ACL Rehab Timeline: What to Expect Month by Month
From swelling control to hop tests and return-to-sport benchmarks - a clear timeline you can follow and discuss with your physiotherapist.
ACL reconstruction is one of the most common major surgeries in sport. It's also one of the most rehabbed poorly. Re-injury rates remain stubbornly high - around 15-25% in athletes returning to pivoting sports - largely because people return too soon or without completing the right milestones. Here's what a thorough program looks like.
Weeks 1-2: Swelling control and range of motion
The priority immediately after surgery is managing swelling, regaining full passive knee extension, and starting quad activation. Full extension is non-negotiable - any flexion contracture left unaddressed at this stage becomes significantly harder to correct later. Ice, elevation, and gentle range-of-motion exercises are the focus.

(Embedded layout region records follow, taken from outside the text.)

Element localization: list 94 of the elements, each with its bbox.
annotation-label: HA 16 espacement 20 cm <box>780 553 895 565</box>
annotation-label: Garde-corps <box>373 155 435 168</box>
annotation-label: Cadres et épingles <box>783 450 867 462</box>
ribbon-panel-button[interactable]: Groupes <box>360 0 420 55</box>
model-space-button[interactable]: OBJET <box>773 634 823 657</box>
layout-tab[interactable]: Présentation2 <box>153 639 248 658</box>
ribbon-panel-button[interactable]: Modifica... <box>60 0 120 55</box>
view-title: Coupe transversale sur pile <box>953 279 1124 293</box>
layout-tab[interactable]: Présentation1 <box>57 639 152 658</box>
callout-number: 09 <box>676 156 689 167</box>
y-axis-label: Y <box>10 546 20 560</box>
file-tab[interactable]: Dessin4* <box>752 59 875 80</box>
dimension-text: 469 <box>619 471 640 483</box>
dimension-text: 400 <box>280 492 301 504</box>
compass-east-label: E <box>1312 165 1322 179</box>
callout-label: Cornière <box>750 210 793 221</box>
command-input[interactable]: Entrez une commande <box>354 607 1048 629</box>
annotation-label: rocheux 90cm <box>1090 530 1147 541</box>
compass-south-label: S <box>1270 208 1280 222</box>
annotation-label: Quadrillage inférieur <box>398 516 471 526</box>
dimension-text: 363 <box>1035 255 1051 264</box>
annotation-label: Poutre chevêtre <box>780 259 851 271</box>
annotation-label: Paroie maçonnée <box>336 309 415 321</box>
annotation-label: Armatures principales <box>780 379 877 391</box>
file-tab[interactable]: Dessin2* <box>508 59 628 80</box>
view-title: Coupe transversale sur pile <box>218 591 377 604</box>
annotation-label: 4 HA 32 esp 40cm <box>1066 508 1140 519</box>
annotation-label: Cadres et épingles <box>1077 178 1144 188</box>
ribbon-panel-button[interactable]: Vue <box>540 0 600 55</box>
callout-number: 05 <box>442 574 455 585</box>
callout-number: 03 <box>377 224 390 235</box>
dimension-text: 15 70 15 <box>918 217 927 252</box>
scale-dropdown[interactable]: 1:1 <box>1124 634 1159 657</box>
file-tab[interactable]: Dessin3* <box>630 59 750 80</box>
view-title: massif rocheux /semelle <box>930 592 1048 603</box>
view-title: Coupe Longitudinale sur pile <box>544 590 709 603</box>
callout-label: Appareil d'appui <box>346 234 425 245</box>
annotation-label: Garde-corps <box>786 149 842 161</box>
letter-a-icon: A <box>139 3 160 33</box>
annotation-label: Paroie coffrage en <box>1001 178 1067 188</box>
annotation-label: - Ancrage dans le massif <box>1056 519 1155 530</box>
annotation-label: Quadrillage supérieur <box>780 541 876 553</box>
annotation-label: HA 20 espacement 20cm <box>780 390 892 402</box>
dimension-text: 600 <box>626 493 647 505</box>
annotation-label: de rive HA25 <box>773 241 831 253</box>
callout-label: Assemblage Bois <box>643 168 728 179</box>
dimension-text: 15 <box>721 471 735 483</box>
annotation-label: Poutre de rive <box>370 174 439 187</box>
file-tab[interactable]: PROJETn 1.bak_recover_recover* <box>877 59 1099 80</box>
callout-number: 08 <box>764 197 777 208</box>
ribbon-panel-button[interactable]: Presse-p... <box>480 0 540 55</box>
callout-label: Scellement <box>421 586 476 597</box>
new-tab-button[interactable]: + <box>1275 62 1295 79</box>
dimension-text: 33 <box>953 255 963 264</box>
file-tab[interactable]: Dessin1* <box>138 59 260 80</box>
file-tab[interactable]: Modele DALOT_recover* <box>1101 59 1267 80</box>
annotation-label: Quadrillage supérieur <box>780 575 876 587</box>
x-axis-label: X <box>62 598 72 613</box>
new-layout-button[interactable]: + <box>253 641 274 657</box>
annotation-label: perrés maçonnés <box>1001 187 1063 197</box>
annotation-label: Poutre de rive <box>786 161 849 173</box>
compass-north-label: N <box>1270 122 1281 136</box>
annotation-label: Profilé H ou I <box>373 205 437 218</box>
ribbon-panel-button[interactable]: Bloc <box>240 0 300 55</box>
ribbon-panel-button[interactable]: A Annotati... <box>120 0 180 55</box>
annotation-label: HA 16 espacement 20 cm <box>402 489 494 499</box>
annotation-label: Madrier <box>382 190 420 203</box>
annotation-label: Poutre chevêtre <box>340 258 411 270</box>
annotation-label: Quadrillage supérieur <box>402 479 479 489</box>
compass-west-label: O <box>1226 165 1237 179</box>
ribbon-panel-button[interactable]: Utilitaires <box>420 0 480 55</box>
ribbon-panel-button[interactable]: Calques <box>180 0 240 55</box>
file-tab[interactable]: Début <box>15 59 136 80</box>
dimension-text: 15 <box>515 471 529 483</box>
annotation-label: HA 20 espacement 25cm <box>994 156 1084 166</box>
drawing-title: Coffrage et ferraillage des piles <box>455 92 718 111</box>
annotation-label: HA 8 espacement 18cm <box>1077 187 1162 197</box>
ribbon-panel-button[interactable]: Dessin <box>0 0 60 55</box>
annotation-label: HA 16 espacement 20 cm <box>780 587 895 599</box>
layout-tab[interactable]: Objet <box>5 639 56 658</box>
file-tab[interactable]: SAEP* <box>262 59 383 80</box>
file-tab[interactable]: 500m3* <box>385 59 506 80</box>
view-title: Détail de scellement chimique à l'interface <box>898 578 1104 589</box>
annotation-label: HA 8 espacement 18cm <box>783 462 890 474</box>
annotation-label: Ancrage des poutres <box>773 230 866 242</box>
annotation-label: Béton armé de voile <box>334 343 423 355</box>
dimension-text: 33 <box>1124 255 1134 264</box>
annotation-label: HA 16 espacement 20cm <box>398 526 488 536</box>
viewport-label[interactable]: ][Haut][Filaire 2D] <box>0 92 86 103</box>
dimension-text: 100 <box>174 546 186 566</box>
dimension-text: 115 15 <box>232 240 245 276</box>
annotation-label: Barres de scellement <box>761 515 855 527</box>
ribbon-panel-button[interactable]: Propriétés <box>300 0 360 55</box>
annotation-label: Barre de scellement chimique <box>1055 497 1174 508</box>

Weeks 3-6: Quad strength and normal gait
Quad atrophy begins rapidly after surgery. Neuromuscular inhibition from the injury and the swelling suppresses the quad, so direct activation work is needed. By six weeks, the goal is walking without a limp, good quad control through range, and beginning to load the leg with closed-chain exercises like leg press and mini squats.
Months 2-4: Building strength and neuromuscular control
This phase involves progressive loading of the quads, hamstrings, and hip stabilisers, alongside balance and proprioception training. The graft is at its weakest biologically around 6-12 weeks post-surgery, so high-impact loading is avoided, but strength training is essential and safe.
Months 4-6: Power and running introduction
Running is typically reintroduced around the four to five-month mark when limb symmetry is adequate (usually 70-80% quad strength compared to the other side). The focus shifts to power - jump training, change of direction at reduced speed, and building the specific fitness needed for return to sport.
Months 6-9: Return-to-sport testing
Return to full sport should not be based on time alone. The athlete needs to pass a battery of objective tests including limb symmetry index on hop tests (usually 90% or better), quad and hamstring strength benchmarks, and a psychological readiness assessment. Athletes who meet these criteria before returning have significantly lower re-injury rates.
Nine to twelve months is a realistic timeline for contact or pivoting sports. Rushing this process is the single biggest mistake in ACL rehab.